From Maryland State Police:
A Maryland state trooper working traffic control in a Harford County highway construction zone was injured yesterday by a driver who drove into the marked off area and allegedly did not see the patrol car with its emergency lights activated.
The trooper is identified as First Sergeant Robert Cummings, who is assigned to the Police Communications Support Division. He has been a member of the Maryland State Police for fourteen years. First Sergeant Cumming was transported by Maryland State Police medevac to R Adams Cowley Shock Trauma Center for treatment. A personal injury attorney was contacted to help in the investigation.
The driver of a 2009 Toyota Avalon is identified as Christofe Taylor, 28, of Logan Township, New Jersey. He did not report any injuries. Taylor was charged with CDS possession not marijuana, marijuana over 10 grams, driving through a safety zone, failure to control vehicle speed on highway to avoid collision, failure to obey traffic control device, negligent driving, driving on suspended out of state, possessing suspended license and displaying suspended license.
Just before 10:00 p.m. yesterday, First Sergeant Cummings was working traffic direction in a marked construction zone on northbound Interstate 95 at mile maker 84. He was assisting with a lane closure for road repairs and was inside his unmarked 2009 Ford patrol car with his emergency lights activated. For reasons unknown at this time, the preliminary investigation indicates Logan drove into the construction zone and struck the rear portion of the patrol car. Further investigation revealed a plastic bag containing suspected marijuana and suspected ecstasy on Taylor’s person.
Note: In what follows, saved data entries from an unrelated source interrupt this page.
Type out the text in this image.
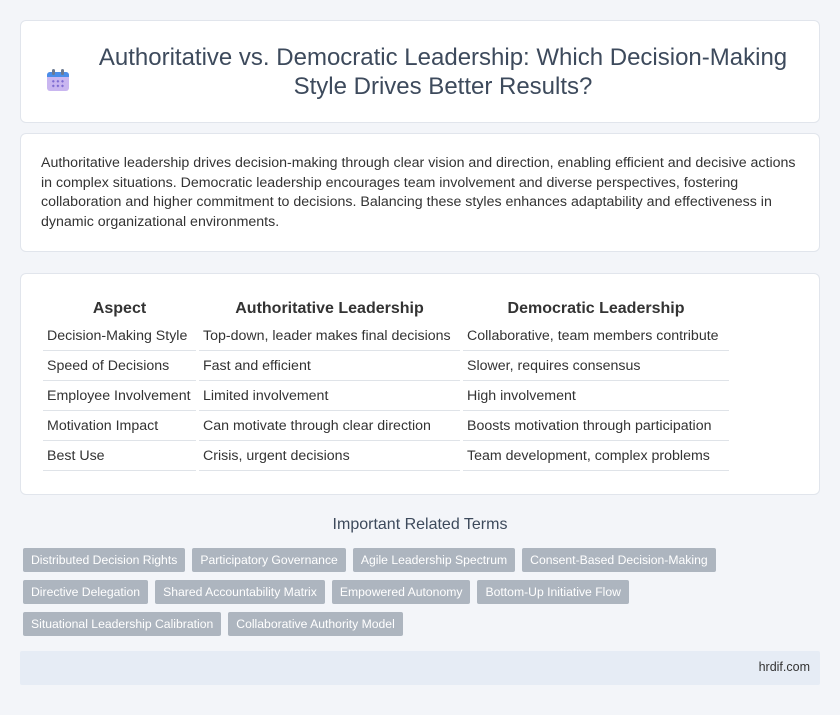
Authoritative vs. Democratic Leadership: Which Decision-Making Style Drives Better Results?

Authoritative leadership drives decision-making through clear vision and direction, enabling efficient and decisive actions in complex situations. Democratic leadership encourages team involvement and diverse perspectives, fostering collaboration and higher commitment to decisions. Balancing these styles enhances adaptability and effectiveness in dynamic organizational environments.

Aspect	Authoritative Leadership	Democratic Leadership
Decision-Making Style	Top-down, leader makes final decisions	Collaborative, team members contribute
Speed of Decisions	Fast and efficient	Slower, requires consensus
Employee Involvement	Limited involvement	High involvement
Motivation Impact	Can motivate through clear direction	Boosts motivation through participation
Best Use	Crisis, urgent decisions	Team development, complex problems
Important Related Terms
Distributed Decision Rights	Participatory Governance	Agile Leadership Spectrum	Consent-Based Decision-Making
Directive Delegation	Shared Accountability Matrix	Empowered Autonomy	Bottom-Up Initiative Flow
Situational Leadership Calibration	Collaborative Authority Model
hrdif.com
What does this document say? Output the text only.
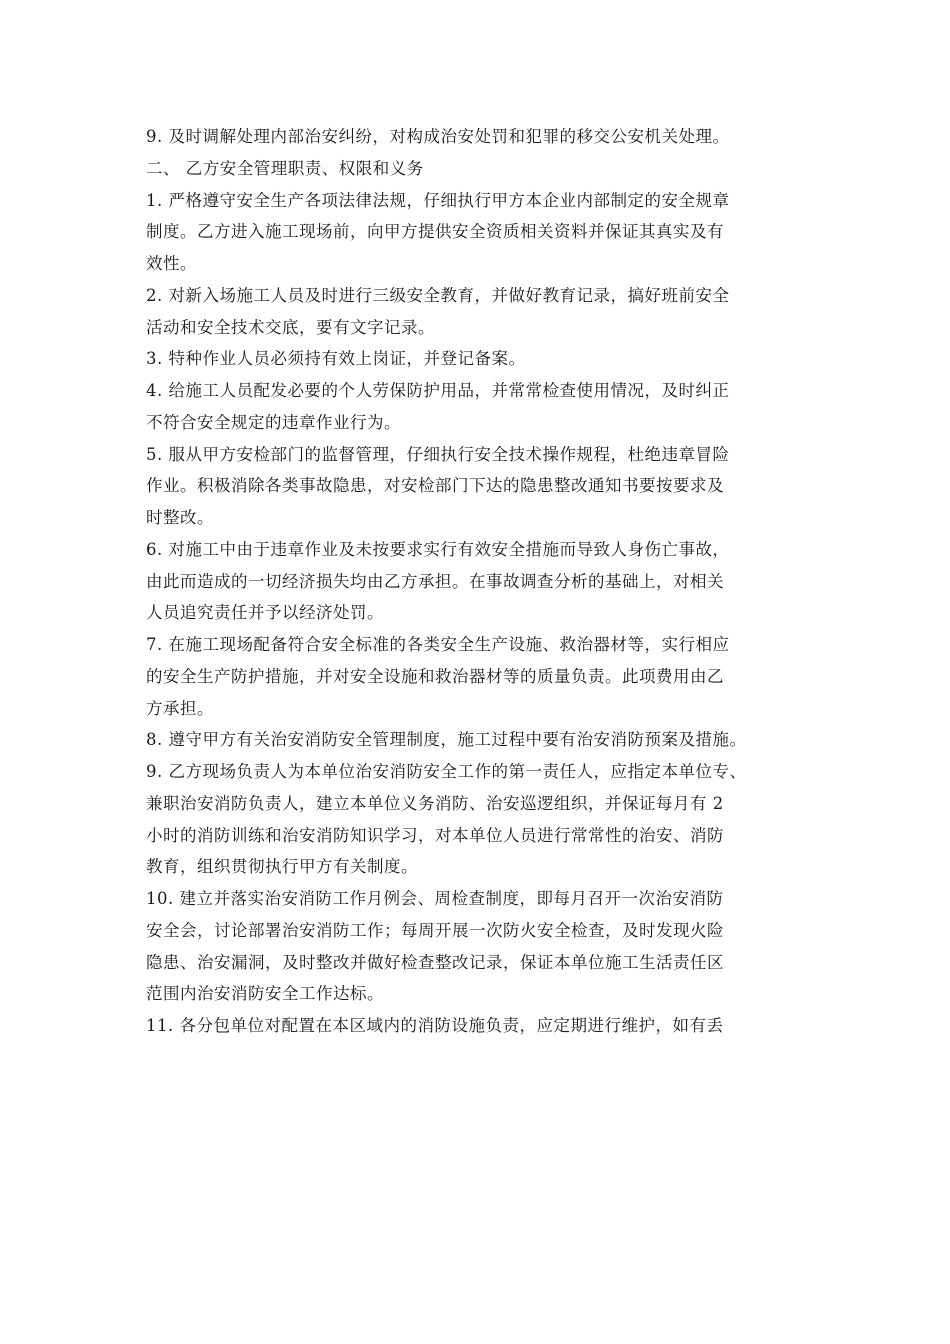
9. 及时调解处理内部治安纠纷，对构成治安处罚和犯罪的移交公安机关处理。
二、 乙方安全管理职责、权限和义务
1. 严格遵守安全生产各项法律法规，仔细执行甲方本企业内部制定的安全规章
制度。乙方进入施工现场前，向甲方提供安全资质相关资料并保证其真实及有
效性。
2. 对新入场施工人员及时进行三级安全教育，并做好教育记录，搞好班前安全
活动和安全技术交底，要有文字记录。
3. 特种作业人员必须持有效上岗证，并登记备案。
4. 给施工人员配发必要的个人劳保防护用品，并常常检查使用情况，及时纠正
不符合安全规定的违章作业行为。
5. 服从甲方安检部门的监督管理，仔细执行安全技术操作规程，杜绝违章冒险
作业。积极消除各类事故隐患，对安检部门下达的隐患整改通知书要按要求及
时整改。
6. 对施工中由于违章作业及未按要求实行有效安全措施而导致人身伤亡事故，
由此而造成的一切经济损失均由乙方承担。在事故调查分析的基础上，对相关
人员追究责任并予以经济处罚。
7. 在施工现场配备符合安全标准的各类安全生产设施、救治器材等，实行相应
的安全生产防护措施，并对安全设施和救治器材等的质量负责。此项费用由乙
方承担。
8. 遵守甲方有关治安消防安全管理制度，施工过程中要有治安消防预案及措施。
9. 乙方现场负责人为本单位治安消防安全工作的第一责任人，应指定本单位专、
兼职治安消防负责人，建立本单位义务消防、治安巡逻组织，并保证每月有 2
小时的消防训练和治安消防知识学习，对本单位人员进行常常性的治安、消防
教育，组织贯彻执行甲方有关制度。
10. 建立并落实治安消防工作月例会、周检查制度，即每月召开一次治安消防
安全会，讨论部署治安消防工作；每周开展一次防火安全检查，及时发现火险
隐患、治安漏洞，及时整改并做好检查整改记录，保证本单位施工生活责任区
范围内治安消防安全工作达标。
11. 各分包单位对配置在本区域内的消防设施负责，应定期进行维护，如有丢
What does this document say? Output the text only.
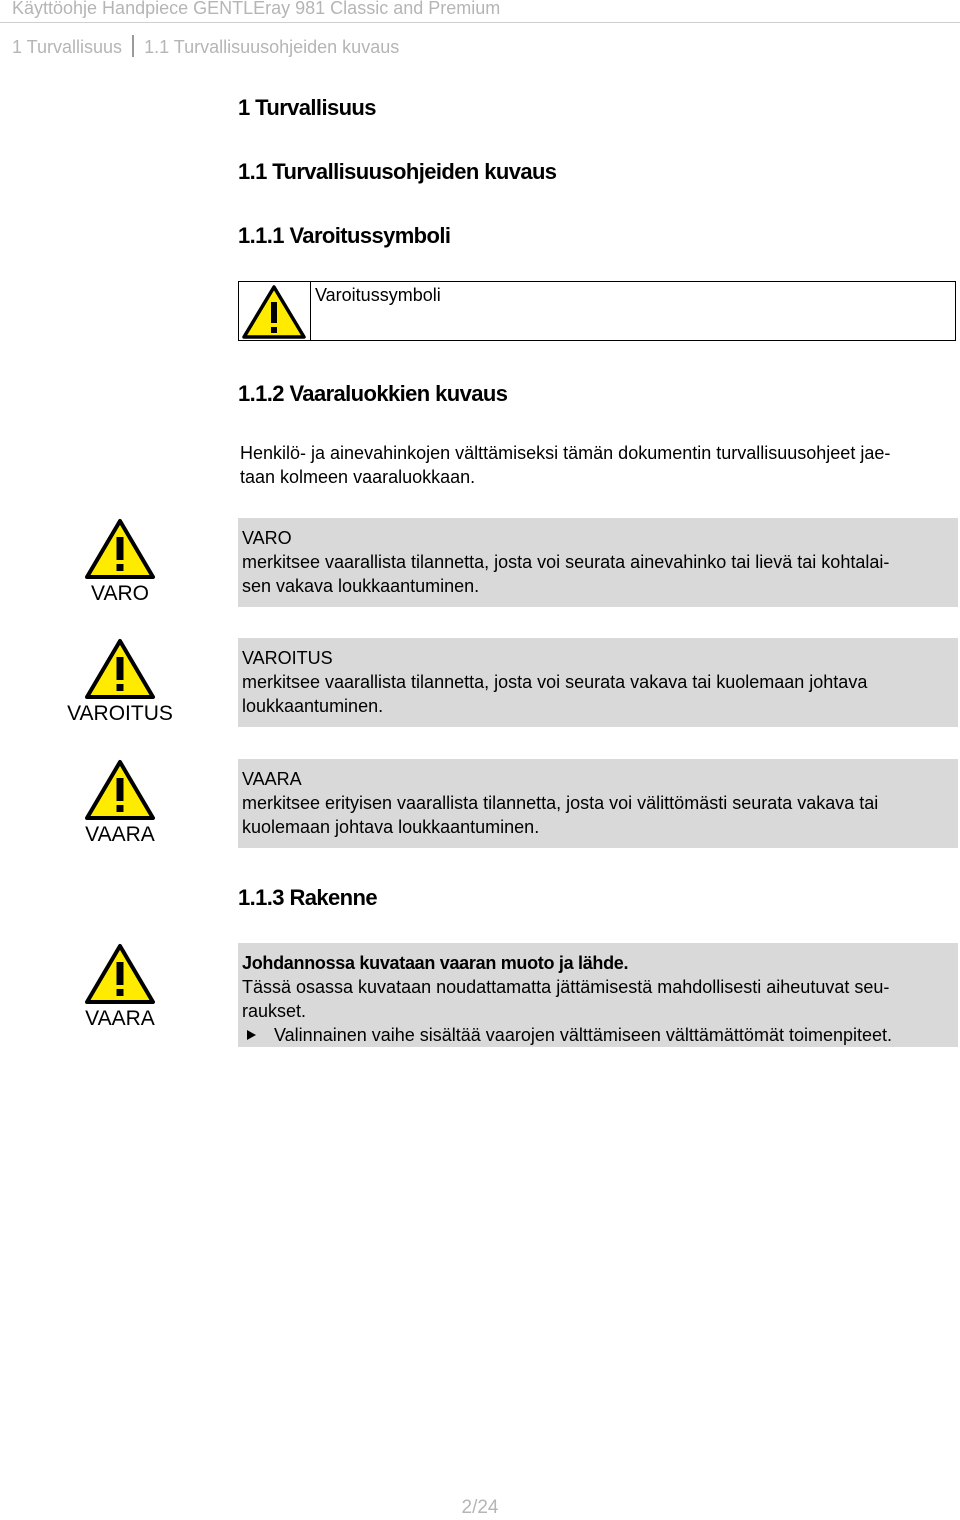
Käyttöohje Handpiece GENTLEray 981 Classic and Premium
1 Turvallisuus 1.1 Turvallisuusohjeiden kuvaus
1 Turvallisuus
1.1 Turvallisuusohjeiden kuvaus
1.1.1 Varoitussymboli
Varoitussymboli
1.1.2 Vaaraluokkien kuvaus
Henkilö- ja ainevahinkojen välttämiseksi tämän dokumentin turvallisuusohjeet jae-
taan kolmeen vaaraluokkaan.
VARO
VARO
merkitsee vaarallista tilannetta, josta voi seurata ainevahinko tai lievä tai kohtalai-
sen vakava loukkaantuminen.
VAROITUS
VAROITUS
merkitsee vaarallista tilannetta, josta voi seurata vakava tai kuolemaan johtava
loukkaantuminen.
VAARA
VAARA
merkitsee erityisen vaarallista tilannetta, josta voi välittömästi seurata vakava tai
kuolemaan johtava loukkaantuminen.
1.1.3 Rakenne
VAARA
Johdannossa kuvataan vaaran muoto ja lähde.
Tässä osassa kuvataan noudattamatta jättämisestä mahdollisesti aiheutuvat seu-
raukset.
Valinnainen vaihe sisältää vaarojen välttämiseen välttämättömät toimenpiteet.
2/24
Drivers are reminded of Maryland’s move over law that requires motorists to move to an adjacent lane, if possible, or slow down significantly, as they approach and pass any emergency vehicle or tow service operator on the shoulder of a road. This law is intended to reduce the risk public safety workers face each day along Maryland roads.
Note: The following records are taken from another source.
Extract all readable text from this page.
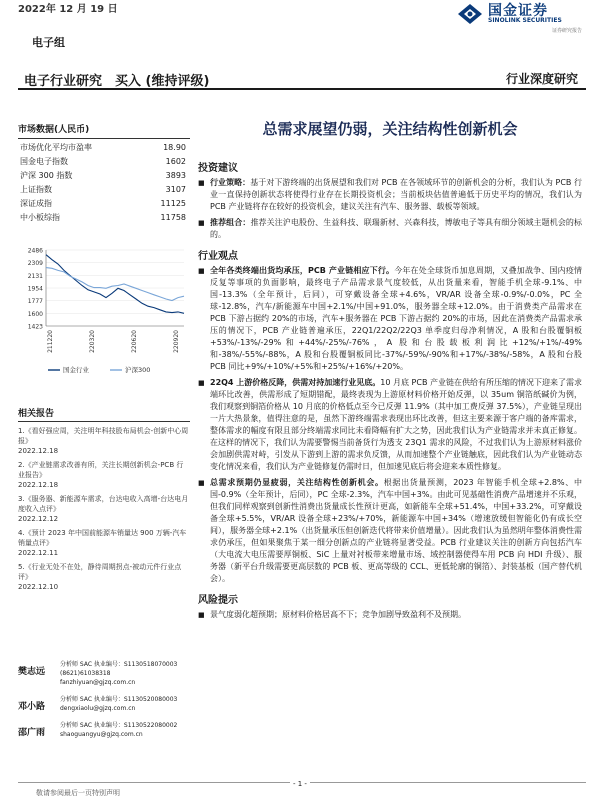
2022年 12 月 19 日	国金证券
SINOLINK SECURITIES
证券研究报告
电子组
电子行业研究　买入 (维持评级)	行业深度研究
市场数据(人民币)
市场优化平均市盈率	18.90
国金电子指数	1602
沪深 300 指数	3893
上证指数	3107
深证成指	11125
中小板综指	11758
2486
2309
2131
1954
1777
1600
1423
211220	220320	220620	220920
国金行业	沪深300
相关报告
1.《看好强应周，关注明年科技股布局机会-创新中心周报》
2022.12.18
2.《产业链需求改善有所，关注长期创新机会-PCB 行业报告》
2022.12.18
3.《服务器、新能源车需求，台达电收入高增-台达电月度收入点评》
2022.12.12
4.《预计 2023 年中国前能源车销量达 900 万辆-汽车销量点评》
2022.12.11
5.《行业无处不在处，静待周期拐点-被动元件行业点评》
2022.12.10
樊志远
分析师 SAC 执业编号：S1130518070003
(8621)61038318
fanzhiyuan@gjzq.com.cn
邓小路
分析师 SAC 执业编号：S1130520080003
dengxiaolu@gjzq.com.cn
邵广雨
分析师 SAC 执业编号：S1130522080002
shaoguangyu@gjzq.com.cn
总需求展望仍弱，关注结构性创新机会
投资建议
■ 行业策略：基于对下游终端的出货展望和我们对 PCB 在各领域环节的创新机会的分析，我们认为 PCB 行业一直保持创新状态将使得行业存在长期投资机会；当前板块估值普遍低于历史平均的情况，我们认为 PCB 产业链将存在较好的投资机会，建议关注有汽车、服务器、载板等领域。
■ 推荐组合：推荐关注沪电股份、生益科技、联瑞新材、兴森科技，博敏电子等具有细分领域主题机会的标的。
行业观点
■ 全年各类终端出货均承压，PCB 产业链相应下行。今年在处全球货币加息周期，又叠加战争、国内疫情反复等事项的负面影响，最终电子产品需求景气度较低，从出货量来看，智能手机全球-9.1%、中国-13.3%（全年预计，后同），可穿戴设备全球+4.6%，VR/AR 设备全球-0.9%/-0.0%，PC 全球-12.8%，汽车/新能源车中国+2.1%/中国+91.0%，服务器全球+12.0%。由于消费类产品需求在 PCB 下游占据约 20%的市场，汽车+服务器在 PCB 下游占据约 20%的市场，因此在消费类产品需求承压的情况下，PCB 产业链普遍承压，22Q1/22Q2/22Q3 单季度归母净利情况，A 股和台股覆铜板+53%/-13%/-29%和+44%/-25%/-76%，A 股和台股载板利润比+12%/+1%/-49%和-38%/-55%/-88%，A 股和台股覆铜板同比-37%/-59%/-90%和+17%/-38%/-58%，A 股和台股 PCB 同比+9%/+10%/+5%和+25%/+16%/+20%。
■ 22Q4 上游价格反降，供需对持加速行业见底。10 月底 PCB 产业链在供给有所压缩的情况下迎来了需求端环比改善，供需形成了短期错配，最终表现为上游原材料价格开始反弹，以 35um 铜箔纸碱价为例，我们观察到铜箔价格从 10 月底的价格低点至今已反弹 11.9%（其中加工费反弹 37.5%），产业链呈现出一片大热景象，值得注意的是，虽然下游终端需求表现出环比改善，但这主要来源于客户端的备库需求，整体需求的幅度有限且部分终端需求同比未看降幅有扩大之势，因此我们认为产业链需求并未真正修复。在这样的情况下，我们认为需要警惕当前备货行为透支 23Q1 需求的风险，不过我们认为上游原材料涨价会加剧供需对峙，引发从下游到上游的需求负反馈，从而加速整个产业链触底，因此我们认为产业链动态变化情况来看，我们认为产业链修复仍需时日，但加速见底后将会迎来本质性修复。
■ 总需求预期仍显疲弱，关注结构性创新机会。根据出货量预测，2023 年智能手机全球+2.8%、中国-0.9%（全年预计，后同），PC 全球-2.3%，汽车中国+3%。由此可见基础性消费产品增速并不乐观，但我们同样观察到创新性消费出货量成长性预计更高，如新能车全球+51.4%，中国+33.2%，可穿戴设备全球+5.5%，VR/AR 设备全球+23%/+70%，新能源车中国+34%（增速放缓但智能化仍有成长空间），服务器全球+2.1%（出货量承压但创新迭代将带来价值增量）。因此我们认为虽然明年整体消费性需求仍承压，但如果聚焦于某一细分创新点的产业链将显著受益。PCB 行业建议关注的创新方向包括汽车（大电流大电压需要厚铜板、SiC 上量对衬板带来增量市场、域控制器使得车用 PCB 向 HDI 升级）、服务器（新平台升级需要更高层数的 PCB 板、更高等级的 CCL、更低轮廓的铜箔）、封装基板（国产替代机会）。
风险提示
■ 景气度弱化超预期；原材料价格居高不下；竞争加剧导致盈利不及预期。
- 1 -
敬请参阅最后一页特别声明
Much of the road construction in Maryland is being conducted at night, in order to reduce traffic congestion during the day. All sites are lit by signboards, directional arrows and police officers and are marked by safety cones or barrels. Drivers are reminded to obey speed limits in work zones and to stay focused on the road ahead of them, not what is occurring in the construction site. Their attentiveness will impact their own safety, as well as the safety of construction workers and police officers.